Sunday, 19 July 2026

VII. The Tree Whose Leaves Could Not See Themselves

Beyond the unfinished Cathedral, where the oldest roads disappeared into the Valley, there grew a tree so ancient that no one remembered its planting.

Its roots vanished beneath every quarter of the City.

Some reached the Palace of Perfect Mirrors.

Others wound beneath forgotten workshops.

Still others disappeared into the mountains where the first explorers had once opened the earliest paths.

No traveller had ever seen the whole tree.

Indeed, no one could.

For each person encountered only the branch beneath which they happened to live.

The gardeners cared for roots they could not trace.

The builders sheltered branches whose crowns they would never climb.

The explorers carried seeds without knowing where they would one day fall.

So it had always been.

Each spring the Tree produced unfamiliar leaves.

Some were small and easily overlooked.

Others shimmered with strange patterns that no previous season had displayed.

The Keepers gathered beneath the branches to study them.

One leaf hinted that distant fires and wandering stars obeyed the same hidden order.

Another suggested that emptiness possessed unsuspected structure.

A third unfolded into shapes no one yet knew how to read.

The Keepers celebrated those who first noticed each new leaf.

Their names were carefully preserved.

Yet the oldest Gardener always added the same quiet remark.

"They found the leaf."

"They did not grow the Tree."

The younger apprentices found this puzzling.

"But surely the discoverer deserves the honour."

"The honour, yes."

"The growth, no."

He knelt beside an exposed root.

"Look here."

The root carried countless rings within its wood.

Each ring recorded an earlier season.

Years of drought.

Years of abundance.

Storms survived.

Branches lost.

New roots quietly extending through unseen earth.

"No leaf," he said, "appears by itself."

"It carries every previous season within it."

One summer a remarkable thing occurred.

On opposite sides of the Tree, where neither gardener had ever met the other, two identical blossoms opened on the same morning.

Messengers hurried between the branches.

Each gardener insisted the flower had first appeared beneath their care.

The City argued for many months.

The old Gardener merely smiled.

"The Tree was ready."

Years later another blossom appeared.

No one understood its fragrance.

Visitors admired it without knowing what fruit it might eventually bear.

Some declared it useless.

Others insisted it must conceal immense promise.

The Gardener forbade no opinion.

Instead he marked the branch and waited.

Many seasons passed before its fruit ripened.

Only then did the City realise that the blossom had foretold orchards no one had imagined when it first appeared.

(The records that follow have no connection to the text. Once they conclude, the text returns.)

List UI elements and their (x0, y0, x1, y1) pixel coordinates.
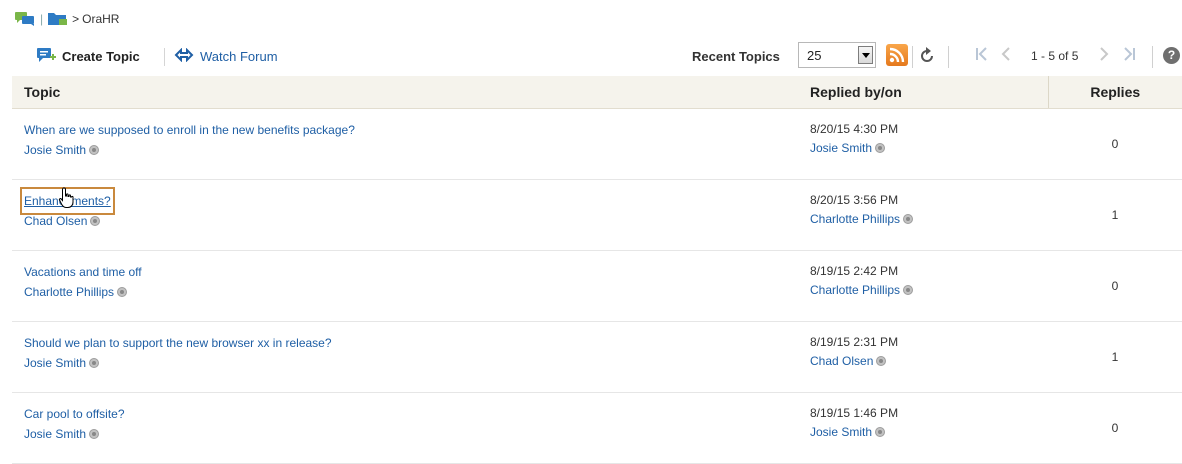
replies-count: 1 (1048, 321, 1182, 393)
topic-cell: Enhancements? Chad Olsen (12, 179, 798, 251)
presence-status-icon[interactable] (90, 215, 101, 226)
replied-cell: 8/19/15 2:31 PM Chad Olsen (798, 321, 1048, 393)
forum-toolbar: Create Topic Watch Forum Recent Topics 2… (0, 40, 1182, 72)
replies-count: 0 (1048, 250, 1182, 322)
replied-by-link[interactable]: Charlotte Phillips (810, 280, 900, 300)
topic-link[interactable]: When are we supposed to enroll in the ne… (24, 120, 355, 140)
table-row: Enhancements? Chad Olsen 8/20/15 3:56 PM… (12, 179, 1182, 251)
topic-cell: Vacations and time off Charlotte Phillip… (12, 250, 798, 322)
breadcrumb-current[interactable]: OraHR (82, 12, 119, 26)
create-topic-button[interactable]: Create Topic (36, 46, 140, 66)
presence-status-icon[interactable] (89, 144, 100, 155)
watch-arrows-icon (174, 47, 194, 65)
replied-by-link[interactable]: Chad Olsen (810, 351, 873, 371)
recent-topics-value: 25 (807, 48, 822, 63)
replied-by-link[interactable]: Josie Smith (810, 422, 872, 442)
first-page-icon[interactable] (975, 46, 989, 66)
folder-icon[interactable] (47, 10, 69, 29)
author-link[interactable]: Josie Smith (24, 353, 86, 373)
hand-pointer-icon (58, 187, 76, 212)
author-link[interactable]: Josie Smith (24, 424, 86, 444)
breadcrumb-separator: > (72, 12, 80, 26)
topic-cell: Car pool to offsite? Josie Smith (12, 392, 798, 464)
presence-status-icon[interactable] (903, 284, 914, 295)
reply-date: 8/19/15 2:31 PM (810, 335, 899, 349)
presence-status-icon[interactable] (903, 213, 914, 224)
create-topic-label: Create Topic (62, 48, 140, 64)
toolbar-separator (912, 46, 913, 68)
breadcrumb: | > OraHR (14, 10, 119, 28)
presence-status-icon[interactable] (89, 428, 100, 439)
replied-cell: 8/19/15 1:46 PM Josie Smith (798, 392, 1048, 464)
reply-date: 8/20/15 4:30 PM (810, 122, 899, 136)
topic-link[interactable]: Car pool to offsite? (24, 404, 125, 424)
presence-status-icon[interactable] (875, 142, 886, 153)
topics-table: Topic Replied by/on Replies When are we … (12, 76, 1182, 464)
recent-topics-select[interactable]: 25 (798, 42, 876, 68)
replied-cell: 8/20/15 4:30 PM Josie Smith (798, 108, 1048, 180)
table-row: Car pool to offsite? Josie Smith 8/19/15… (12, 392, 1182, 464)
replied-cell: 8/20/15 3:56 PM Charlotte Phillips (798, 179, 1048, 251)
dropdown-arrow-icon[interactable] (858, 46, 873, 64)
topic-link[interactable]: Should we plan to support the new browse… (24, 333, 332, 353)
topic-cell: When are we supposed to enroll in the ne… (12, 108, 798, 180)
author-link[interactable]: Charlotte Phillips (24, 282, 114, 302)
page-range-text: 1 - 5 of 5 (1031, 49, 1079, 63)
table-header-row: Topic Replied by/on Replies (12, 76, 1182, 109)
table-row: Vacations and time off Charlotte Phillip… (12, 250, 1182, 322)
previous-page-icon[interactable] (1000, 46, 1012, 66)
presence-status-icon[interactable] (117, 286, 128, 297)
recent-topics-label: Recent Topics (692, 49, 780, 64)
presence-status-icon[interactable] (875, 426, 886, 437)
table-row: When are we supposed to enroll in the ne… (12, 108, 1182, 180)
author-link[interactable]: Josie Smith (24, 140, 86, 160)
breadcrumb-divider: | (40, 12, 44, 26)
reply-date: 8/19/15 2:42 PM (810, 264, 899, 278)
topic-cell: Should we plan to support the new browse… (12, 321, 798, 393)
create-topic-icon (36, 46, 56, 67)
presence-status-icon[interactable] (876, 355, 887, 366)
column-header-replies[interactable]: Replies (1047, 76, 1182, 109)
toolbar-divider (164, 48, 165, 66)
watch-forum-label: Watch Forum (200, 48, 278, 64)
replies-count: 1 (1048, 179, 1182, 251)
column-header-topic[interactable]: Topic (12, 76, 798, 109)
help-icon[interactable]: ? (1163, 47, 1180, 64)
reply-date: 8/20/15 3:56 PM (810, 193, 899, 207)
replied-by-link[interactable]: Josie Smith (810, 138, 872, 158)
presence-status-icon[interactable] (89, 357, 100, 368)
chat-bubbles-icon[interactable] (14, 10, 36, 29)
rss-feed-icon[interactable] (886, 44, 908, 66)
topic-link[interactable]: Vacations and time off (24, 262, 142, 282)
watch-forum-button[interactable]: Watch Forum (174, 46, 278, 66)
table-row: Should we plan to support the new browse… (12, 321, 1182, 393)
next-page-icon[interactable] (1098, 46, 1110, 66)
refresh-icon[interactable] (918, 47, 936, 70)
toolbar-separator (948, 46, 949, 68)
replies-count: 0 (1048, 108, 1182, 180)
replies-count: 0 (1048, 392, 1182, 464)
reply-date: 8/19/15 1:46 PM (810, 406, 899, 420)
column-header-replied[interactable]: Replied by/on (798, 76, 1048, 109)
replied-by-link[interactable]: Charlotte Phillips (810, 209, 900, 229)
toolbar-separator (1152, 46, 1153, 68)
author-link[interactable]: Chad Olsen (24, 211, 87, 231)
replied-cell: 8/19/15 2:42 PM Charlotte Phillips (798, 250, 1048, 322)
last-page-icon[interactable] (1122, 46, 1136, 66)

An apprentice eventually asked the oldest question.

"Does the Tree know what it is becoming?"

The Gardener laughed gently.

"If it did, why would it keep growing?"

"But surely someone guides it."

"The rain guides it."

"The soil guides it."

"The light guides it."

"The roots remember."

"The leaves experiment."

"The seasons choose."

"The Tree grows."

He paused before adding,

"And none of these, by themselves, is the Tree."

The apprentice looked upward.

Thousands upon thousands of leaves shimmered together.

No single leaf could feel the movement of the whole canopy.

Yet when the wind passed through them, the entire Tree answered with a single sound.

Only then did she understand why the oldest maps never marked the Tree as merely another inhabitant of the Valley.

The Valley had gradually grown around it.

The City had borrowed its shade.

The Cathedral had been built from timber fallen from its branches.

The Mirrors reflected its changing seasons.

The Roads followed its roots into lands no traveller had previously imagined.

The Tree belonged to none of them.

Yet none could have existed without it.

And every autumn, as the leaves drifted gently back to the earth from which future roots would one day draw their strength, the Gardeners recited the oldest blessing.

"May every leaf delight in its own brief greenness."

"And may no leaf ever imagine that it alone has remembered how the Tree grows."

For they knew that wisdom belonged not to any single branch, however splendid.

It belonged to the patient life that passed quietly through them all, making possible blossoms whose meaning even the Tree itself would only discover in seasons yet to come.